By Maggie Brown from the Guardian|The Observer


Channel 4 has invested £600,000 in training a fresh band of TV presenters and reporters with disabilities and Paralympic sporting experience to work alongside experienced anchors such as Clare Balding and Jonathan Edwards, when live coverage of the Games begins next week.
It is also unveiling a system of screen graphics, invented by Giles Long, one of the UK's most successful Paralympic swimmers, based on human figures to depict conditions such as dwarfism, amputations and brain damage. These will help viewers to understand, at a glance, why athletes who often appear so different compete against one other.
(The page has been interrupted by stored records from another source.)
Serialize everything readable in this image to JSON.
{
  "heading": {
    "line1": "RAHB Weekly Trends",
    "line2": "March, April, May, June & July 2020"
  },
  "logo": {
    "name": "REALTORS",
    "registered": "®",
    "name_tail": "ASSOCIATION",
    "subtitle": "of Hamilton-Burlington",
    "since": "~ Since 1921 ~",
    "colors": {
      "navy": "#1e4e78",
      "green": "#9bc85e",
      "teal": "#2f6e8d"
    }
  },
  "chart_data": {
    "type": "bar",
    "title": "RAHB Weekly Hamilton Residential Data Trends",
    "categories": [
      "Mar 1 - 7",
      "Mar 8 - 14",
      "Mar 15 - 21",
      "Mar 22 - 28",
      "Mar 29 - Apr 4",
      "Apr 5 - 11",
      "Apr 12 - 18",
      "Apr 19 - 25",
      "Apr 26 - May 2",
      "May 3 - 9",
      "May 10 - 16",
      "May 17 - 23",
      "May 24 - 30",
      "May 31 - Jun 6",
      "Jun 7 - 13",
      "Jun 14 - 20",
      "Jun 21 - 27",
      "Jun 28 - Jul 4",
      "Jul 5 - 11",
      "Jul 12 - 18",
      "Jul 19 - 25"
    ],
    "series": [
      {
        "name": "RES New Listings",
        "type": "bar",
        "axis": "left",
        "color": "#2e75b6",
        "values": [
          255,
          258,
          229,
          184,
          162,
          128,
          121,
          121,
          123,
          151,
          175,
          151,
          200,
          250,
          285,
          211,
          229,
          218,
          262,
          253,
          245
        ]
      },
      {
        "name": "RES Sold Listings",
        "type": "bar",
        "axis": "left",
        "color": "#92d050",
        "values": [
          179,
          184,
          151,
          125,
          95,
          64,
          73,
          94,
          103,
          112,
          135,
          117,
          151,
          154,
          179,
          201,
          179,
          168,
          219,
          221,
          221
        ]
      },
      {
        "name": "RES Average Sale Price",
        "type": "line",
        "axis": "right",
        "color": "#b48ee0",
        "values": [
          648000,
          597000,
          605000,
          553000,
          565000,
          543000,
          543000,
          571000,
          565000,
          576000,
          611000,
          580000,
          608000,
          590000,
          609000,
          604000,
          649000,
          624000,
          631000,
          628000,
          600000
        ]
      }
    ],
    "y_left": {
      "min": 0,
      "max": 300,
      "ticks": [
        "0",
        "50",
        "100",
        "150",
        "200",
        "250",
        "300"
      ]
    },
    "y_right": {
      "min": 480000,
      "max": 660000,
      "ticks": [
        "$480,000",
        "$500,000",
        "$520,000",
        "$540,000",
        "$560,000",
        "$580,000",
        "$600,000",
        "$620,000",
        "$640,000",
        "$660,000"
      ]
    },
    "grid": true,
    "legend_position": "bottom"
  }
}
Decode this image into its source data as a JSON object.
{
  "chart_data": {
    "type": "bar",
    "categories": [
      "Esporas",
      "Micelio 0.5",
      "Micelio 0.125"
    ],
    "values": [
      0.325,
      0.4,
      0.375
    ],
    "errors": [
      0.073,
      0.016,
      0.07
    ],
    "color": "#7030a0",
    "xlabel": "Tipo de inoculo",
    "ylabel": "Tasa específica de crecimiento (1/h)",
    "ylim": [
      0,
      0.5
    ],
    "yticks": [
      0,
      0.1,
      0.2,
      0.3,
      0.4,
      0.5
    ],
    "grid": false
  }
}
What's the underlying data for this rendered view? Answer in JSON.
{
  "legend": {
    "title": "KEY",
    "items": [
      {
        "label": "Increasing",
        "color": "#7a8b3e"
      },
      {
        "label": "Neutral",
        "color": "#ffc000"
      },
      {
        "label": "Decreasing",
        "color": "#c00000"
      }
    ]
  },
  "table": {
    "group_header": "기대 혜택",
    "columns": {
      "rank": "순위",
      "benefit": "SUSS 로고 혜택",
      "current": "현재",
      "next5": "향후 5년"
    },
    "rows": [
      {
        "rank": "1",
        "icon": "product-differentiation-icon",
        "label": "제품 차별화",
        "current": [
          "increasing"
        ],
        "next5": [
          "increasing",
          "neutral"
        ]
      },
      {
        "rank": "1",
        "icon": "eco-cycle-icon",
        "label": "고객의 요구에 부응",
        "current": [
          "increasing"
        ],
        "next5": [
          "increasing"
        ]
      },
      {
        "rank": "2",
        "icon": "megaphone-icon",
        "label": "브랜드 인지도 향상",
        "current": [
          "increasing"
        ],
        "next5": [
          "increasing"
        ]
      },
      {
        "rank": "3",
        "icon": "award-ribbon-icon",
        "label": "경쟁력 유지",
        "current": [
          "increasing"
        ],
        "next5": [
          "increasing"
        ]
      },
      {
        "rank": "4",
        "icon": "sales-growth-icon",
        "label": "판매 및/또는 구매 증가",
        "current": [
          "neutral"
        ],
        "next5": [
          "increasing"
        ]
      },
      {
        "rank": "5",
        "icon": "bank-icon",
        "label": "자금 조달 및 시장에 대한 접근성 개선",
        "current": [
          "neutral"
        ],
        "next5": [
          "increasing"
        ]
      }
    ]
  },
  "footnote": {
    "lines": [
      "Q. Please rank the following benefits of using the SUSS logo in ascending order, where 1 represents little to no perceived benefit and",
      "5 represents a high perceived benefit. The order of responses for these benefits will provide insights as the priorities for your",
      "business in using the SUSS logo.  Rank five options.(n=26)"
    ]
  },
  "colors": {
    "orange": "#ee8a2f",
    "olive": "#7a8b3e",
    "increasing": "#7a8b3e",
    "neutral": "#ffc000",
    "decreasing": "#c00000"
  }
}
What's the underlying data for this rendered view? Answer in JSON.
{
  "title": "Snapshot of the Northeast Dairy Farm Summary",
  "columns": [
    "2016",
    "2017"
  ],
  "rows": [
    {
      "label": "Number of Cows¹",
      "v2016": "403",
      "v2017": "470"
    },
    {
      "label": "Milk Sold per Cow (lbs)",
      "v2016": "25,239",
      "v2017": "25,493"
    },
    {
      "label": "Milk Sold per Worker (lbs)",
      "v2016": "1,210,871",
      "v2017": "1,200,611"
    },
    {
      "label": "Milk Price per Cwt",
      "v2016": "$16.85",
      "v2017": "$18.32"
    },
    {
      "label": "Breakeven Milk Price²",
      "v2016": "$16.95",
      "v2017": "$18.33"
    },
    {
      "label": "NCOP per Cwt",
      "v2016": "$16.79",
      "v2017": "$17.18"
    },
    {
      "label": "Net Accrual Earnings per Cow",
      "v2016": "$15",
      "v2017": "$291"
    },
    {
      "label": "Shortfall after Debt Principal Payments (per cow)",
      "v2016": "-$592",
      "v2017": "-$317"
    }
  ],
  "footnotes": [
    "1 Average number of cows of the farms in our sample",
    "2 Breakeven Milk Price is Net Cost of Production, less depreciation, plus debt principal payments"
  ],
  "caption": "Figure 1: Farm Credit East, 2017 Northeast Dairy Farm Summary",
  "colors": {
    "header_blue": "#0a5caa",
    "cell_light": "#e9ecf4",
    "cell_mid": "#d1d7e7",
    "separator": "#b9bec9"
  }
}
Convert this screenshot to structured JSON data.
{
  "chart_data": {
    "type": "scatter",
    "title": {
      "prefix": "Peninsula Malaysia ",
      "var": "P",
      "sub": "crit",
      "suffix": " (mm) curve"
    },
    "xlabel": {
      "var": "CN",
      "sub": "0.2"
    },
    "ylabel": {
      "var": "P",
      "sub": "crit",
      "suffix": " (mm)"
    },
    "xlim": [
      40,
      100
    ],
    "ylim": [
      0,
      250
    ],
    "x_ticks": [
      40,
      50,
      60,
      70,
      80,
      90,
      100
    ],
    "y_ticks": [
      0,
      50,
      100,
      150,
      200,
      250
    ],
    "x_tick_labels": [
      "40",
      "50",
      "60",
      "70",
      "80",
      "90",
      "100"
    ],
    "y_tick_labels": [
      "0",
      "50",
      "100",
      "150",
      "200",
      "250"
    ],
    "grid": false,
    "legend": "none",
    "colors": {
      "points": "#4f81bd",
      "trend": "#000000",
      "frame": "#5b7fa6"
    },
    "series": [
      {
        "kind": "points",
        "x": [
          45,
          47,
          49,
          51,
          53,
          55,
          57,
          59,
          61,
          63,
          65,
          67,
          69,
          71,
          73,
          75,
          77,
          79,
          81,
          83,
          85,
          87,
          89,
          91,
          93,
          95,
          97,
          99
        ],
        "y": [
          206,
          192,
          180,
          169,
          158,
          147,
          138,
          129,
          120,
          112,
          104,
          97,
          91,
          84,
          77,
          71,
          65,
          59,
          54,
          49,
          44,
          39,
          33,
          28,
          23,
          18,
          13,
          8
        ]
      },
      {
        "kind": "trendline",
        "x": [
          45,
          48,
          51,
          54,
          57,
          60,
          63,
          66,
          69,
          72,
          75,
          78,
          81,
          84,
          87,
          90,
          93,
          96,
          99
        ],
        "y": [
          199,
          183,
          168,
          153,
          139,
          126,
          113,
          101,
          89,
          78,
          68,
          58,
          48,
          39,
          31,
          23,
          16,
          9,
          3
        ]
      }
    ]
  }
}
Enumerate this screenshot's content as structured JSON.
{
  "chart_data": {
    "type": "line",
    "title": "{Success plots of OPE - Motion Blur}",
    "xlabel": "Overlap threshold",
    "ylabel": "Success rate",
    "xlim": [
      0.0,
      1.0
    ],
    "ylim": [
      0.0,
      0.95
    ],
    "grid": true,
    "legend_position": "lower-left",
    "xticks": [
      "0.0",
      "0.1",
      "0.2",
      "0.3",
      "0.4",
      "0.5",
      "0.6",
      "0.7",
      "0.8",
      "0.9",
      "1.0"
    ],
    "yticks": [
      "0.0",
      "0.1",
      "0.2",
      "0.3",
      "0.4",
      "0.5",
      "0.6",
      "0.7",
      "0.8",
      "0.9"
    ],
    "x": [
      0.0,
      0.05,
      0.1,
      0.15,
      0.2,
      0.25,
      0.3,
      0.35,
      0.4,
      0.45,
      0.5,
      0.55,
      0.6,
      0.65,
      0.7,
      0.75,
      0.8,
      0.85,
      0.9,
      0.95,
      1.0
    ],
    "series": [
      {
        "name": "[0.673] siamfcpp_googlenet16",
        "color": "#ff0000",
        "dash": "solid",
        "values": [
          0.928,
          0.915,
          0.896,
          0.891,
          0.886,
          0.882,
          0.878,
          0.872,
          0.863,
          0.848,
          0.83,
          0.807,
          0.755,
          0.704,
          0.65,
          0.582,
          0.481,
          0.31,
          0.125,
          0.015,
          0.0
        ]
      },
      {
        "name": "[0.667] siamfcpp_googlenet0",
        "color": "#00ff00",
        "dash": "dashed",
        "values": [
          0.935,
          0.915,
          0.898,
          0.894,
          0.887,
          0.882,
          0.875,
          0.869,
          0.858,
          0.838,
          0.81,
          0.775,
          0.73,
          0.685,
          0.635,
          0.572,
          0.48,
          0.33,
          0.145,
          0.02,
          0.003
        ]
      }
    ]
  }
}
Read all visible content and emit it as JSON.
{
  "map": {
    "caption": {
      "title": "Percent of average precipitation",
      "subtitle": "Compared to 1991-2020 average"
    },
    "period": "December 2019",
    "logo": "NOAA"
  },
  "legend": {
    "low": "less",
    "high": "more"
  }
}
Called the Lexi Decoder system, it works on a traffic light principle. Diagrammatic figures showing missing limbs are coloured green, yellow, orange or red, depending on the level of disability – green for no impairment, red for severe.
Channel 4, which paid around £5m for the television rights to the London Paralympics, said research showed that many people were confused by the system of classification. It hopes that improved understanding will boost audiences for the lavish nine-day coverage, running from a breakfast show to late at night.
Giles Long, 36, from Wood Green, north London, who won 20 major medals as a butterfly swimmer, including a gold in Atlanta in 1996, invented the Lexi system and took it to Channel 4 – using a ballpoint pen and notepad to explain his idea – after it won the rights in January 2010 over the BBC.
Long said: "There is a gap in understanding. I realised in Beijing people thought the result of one swimming race was unfair because the Chinese athlete had no legs. The way to think about classifications is the weight bands in, say, boxing. You never see a flyweight and heavyweight boxing each other. Grouped together, Paralympic athletes face a common challenge."